Rep. Mike Doyle, D-Forest Hills, said Republicans are playing politics by forcing the president to take the blame for cuts he’s being forced to make. “When the cuts start to affect people, they want to be able to say, ‘The president had the flexibility not to do this to you,’ ” he said.
“There is nothing that Sen. Toomey is doing that improves the situation,” Mr. Doyle said. “It’s like saying, ‘We’re going to cut off one of your fingers, but you get to choose which finger.’ ”
Mr. Obama wants more than the ability to choose where to cut. He also wants more money on the table so he won’t have to cut so much. He wants to raise $580 billion in revenue over the next 10 years by closing loopholes and stopping deductions that help the wealthiest taxpayers.

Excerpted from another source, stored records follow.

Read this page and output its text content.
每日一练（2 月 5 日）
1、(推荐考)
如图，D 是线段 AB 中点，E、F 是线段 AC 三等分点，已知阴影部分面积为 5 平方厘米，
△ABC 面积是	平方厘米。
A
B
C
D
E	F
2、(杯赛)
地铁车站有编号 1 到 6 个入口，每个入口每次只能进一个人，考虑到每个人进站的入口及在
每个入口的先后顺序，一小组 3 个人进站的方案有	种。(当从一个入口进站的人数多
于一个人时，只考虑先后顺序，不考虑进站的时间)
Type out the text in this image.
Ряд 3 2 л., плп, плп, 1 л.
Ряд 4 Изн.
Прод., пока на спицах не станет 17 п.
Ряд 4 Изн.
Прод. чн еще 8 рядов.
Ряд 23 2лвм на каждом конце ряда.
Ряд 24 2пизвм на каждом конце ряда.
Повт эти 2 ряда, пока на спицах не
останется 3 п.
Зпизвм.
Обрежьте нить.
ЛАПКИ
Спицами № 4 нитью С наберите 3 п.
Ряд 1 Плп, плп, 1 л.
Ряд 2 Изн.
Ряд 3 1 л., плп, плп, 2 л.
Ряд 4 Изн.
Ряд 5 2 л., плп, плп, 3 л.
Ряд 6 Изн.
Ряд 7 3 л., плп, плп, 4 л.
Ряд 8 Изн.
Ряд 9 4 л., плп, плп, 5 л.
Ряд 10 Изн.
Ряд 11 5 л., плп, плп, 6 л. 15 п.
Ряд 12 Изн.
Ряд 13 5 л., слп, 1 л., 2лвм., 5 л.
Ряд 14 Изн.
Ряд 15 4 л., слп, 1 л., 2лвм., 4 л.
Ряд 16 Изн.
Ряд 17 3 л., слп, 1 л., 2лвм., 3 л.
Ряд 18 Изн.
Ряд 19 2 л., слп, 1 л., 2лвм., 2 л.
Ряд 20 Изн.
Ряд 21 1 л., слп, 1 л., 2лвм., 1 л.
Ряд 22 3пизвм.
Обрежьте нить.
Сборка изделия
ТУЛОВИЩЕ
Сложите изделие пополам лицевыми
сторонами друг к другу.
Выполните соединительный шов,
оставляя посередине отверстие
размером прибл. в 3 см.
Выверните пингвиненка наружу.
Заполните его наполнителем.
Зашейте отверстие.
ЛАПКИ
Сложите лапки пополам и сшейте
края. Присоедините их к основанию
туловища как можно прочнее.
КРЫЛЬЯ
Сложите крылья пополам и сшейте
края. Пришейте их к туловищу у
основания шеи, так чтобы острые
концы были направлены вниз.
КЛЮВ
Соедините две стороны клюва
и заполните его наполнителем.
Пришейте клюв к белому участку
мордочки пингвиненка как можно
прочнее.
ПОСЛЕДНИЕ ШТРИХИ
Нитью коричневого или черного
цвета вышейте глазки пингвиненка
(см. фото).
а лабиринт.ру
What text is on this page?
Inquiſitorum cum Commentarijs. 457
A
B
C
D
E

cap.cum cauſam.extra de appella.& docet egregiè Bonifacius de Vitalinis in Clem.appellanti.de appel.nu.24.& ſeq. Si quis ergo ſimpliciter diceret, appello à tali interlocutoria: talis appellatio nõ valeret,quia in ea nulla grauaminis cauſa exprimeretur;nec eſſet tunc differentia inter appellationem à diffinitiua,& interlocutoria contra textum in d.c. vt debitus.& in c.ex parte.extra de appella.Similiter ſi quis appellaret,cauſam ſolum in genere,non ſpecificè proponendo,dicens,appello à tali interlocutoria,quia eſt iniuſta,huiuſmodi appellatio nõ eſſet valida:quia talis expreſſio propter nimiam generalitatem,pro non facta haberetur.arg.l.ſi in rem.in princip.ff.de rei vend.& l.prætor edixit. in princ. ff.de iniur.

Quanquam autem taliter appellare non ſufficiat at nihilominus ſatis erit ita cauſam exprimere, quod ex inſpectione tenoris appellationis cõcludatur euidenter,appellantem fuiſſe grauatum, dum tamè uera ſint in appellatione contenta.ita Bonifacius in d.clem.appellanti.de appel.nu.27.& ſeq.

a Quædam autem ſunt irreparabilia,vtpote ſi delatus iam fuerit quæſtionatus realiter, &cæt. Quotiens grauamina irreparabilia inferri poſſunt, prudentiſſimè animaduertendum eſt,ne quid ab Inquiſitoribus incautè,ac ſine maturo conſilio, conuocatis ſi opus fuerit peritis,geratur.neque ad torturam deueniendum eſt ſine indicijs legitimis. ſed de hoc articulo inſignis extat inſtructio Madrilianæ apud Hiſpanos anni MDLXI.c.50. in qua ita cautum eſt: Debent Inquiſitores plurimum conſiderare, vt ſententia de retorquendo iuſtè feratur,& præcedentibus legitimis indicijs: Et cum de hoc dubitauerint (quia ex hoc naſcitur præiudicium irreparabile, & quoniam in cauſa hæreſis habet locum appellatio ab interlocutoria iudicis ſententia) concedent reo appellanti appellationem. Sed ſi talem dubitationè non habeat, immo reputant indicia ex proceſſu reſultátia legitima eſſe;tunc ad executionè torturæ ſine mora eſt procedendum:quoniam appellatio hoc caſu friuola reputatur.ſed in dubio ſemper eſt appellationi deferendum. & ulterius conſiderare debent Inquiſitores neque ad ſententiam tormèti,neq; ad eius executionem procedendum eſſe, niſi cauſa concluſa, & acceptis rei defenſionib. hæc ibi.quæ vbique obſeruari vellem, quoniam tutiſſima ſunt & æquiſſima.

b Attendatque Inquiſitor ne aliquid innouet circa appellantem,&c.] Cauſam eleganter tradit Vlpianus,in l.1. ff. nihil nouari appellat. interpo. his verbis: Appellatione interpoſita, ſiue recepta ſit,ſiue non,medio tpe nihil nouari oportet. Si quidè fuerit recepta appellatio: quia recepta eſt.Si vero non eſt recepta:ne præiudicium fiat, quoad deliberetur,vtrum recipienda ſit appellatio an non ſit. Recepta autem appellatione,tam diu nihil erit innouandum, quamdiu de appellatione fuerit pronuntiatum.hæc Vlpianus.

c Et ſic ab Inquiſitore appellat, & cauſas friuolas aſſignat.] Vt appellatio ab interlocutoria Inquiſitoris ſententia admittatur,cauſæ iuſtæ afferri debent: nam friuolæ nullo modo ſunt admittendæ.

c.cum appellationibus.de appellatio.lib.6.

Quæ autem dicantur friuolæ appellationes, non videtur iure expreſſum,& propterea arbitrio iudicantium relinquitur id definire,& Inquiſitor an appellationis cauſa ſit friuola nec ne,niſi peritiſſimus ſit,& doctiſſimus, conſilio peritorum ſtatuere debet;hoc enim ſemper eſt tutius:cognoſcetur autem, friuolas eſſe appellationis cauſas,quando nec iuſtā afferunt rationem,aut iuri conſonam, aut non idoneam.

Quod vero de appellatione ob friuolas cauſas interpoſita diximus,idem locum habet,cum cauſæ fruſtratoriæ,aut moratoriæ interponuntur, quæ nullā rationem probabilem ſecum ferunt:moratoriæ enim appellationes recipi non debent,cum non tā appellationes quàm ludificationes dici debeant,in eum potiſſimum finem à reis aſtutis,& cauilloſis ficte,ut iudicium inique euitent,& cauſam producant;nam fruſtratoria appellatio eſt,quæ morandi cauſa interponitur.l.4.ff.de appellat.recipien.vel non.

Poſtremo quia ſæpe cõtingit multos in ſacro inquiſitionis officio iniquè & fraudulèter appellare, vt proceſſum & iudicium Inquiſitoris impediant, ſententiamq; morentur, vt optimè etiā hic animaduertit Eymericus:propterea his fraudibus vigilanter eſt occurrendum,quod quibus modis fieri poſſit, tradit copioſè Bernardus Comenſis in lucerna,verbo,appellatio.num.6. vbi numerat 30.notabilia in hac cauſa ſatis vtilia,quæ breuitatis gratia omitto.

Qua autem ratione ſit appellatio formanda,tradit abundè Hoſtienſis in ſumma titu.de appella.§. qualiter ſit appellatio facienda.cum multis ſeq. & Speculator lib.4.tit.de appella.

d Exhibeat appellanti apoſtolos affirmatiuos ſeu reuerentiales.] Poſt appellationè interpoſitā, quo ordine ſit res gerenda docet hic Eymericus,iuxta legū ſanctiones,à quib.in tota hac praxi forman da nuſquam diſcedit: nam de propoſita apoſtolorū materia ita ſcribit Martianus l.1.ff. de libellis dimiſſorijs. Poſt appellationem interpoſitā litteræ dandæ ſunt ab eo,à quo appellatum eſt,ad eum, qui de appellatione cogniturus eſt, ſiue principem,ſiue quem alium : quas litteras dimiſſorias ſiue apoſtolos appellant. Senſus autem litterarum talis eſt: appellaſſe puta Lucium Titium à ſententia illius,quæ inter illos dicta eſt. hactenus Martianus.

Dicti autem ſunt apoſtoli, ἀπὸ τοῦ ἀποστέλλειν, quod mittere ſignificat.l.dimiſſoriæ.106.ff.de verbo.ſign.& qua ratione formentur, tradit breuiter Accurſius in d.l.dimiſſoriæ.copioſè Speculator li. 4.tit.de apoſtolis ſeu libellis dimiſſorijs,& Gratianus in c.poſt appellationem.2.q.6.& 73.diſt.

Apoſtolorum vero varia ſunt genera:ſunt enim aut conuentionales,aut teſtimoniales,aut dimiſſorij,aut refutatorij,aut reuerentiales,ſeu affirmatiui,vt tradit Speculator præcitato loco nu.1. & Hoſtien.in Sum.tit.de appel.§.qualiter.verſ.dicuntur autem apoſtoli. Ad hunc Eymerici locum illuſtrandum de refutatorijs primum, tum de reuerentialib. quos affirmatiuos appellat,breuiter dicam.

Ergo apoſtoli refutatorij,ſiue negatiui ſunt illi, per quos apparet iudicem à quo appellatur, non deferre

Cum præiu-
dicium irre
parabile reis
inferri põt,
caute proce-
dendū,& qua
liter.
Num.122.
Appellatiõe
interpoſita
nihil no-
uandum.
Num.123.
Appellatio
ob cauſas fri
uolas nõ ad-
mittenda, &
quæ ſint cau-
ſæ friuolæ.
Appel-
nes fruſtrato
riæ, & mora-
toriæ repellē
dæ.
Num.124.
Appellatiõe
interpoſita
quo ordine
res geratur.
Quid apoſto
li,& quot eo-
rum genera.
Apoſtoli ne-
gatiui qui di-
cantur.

He and other Democrats say the GOP is putting the interests of the wealthy ahead of the needs of the rest of the country by allowing cuts that will reduce essential government services such as funding to Head Start early education, vaccination programs, meat inspections, airport security checks and much more.
“There’s no smart way” to cut $85 billion in seven months, Mr. Obama said Tuesday during a public appearance in Newport News, Va. “Do I choose between funding for the disabled kid or the poor kid? Do I close this Navy shipyard or some other one?”
He’s looking for additional revenue by closing “wasteful” loopholes and ending deductions he says help only the wealthiest. In exchange, he’s willing to cut $930 billion in spending over that period.
The administration has said that if the poor and middle class have to suffer by losing services in order to reduce debt then the wealthy should contribute, too, and that means them paying higher taxes.
Republicans say the rich already are paying more than their fair share.
“Spending always ultimately gets paid for by confiscating [money] from the more productive private sector,” Mr. Toomey said during a Senate Budget Committee hearing Tuesday.
Republicans are adamant that they won’t let that happen this time.
“The administration can either go ahead and make very disruptive spending cuts … or they could support my legislation, which would give them the flexibility and the authority to do this in a way that is least disruptive and does the least harm,” Mr. Toomey told reporters Tuesday evening.
“I don’t think there’s going to be any grand bargain” to avoid the sequester entirely, he said.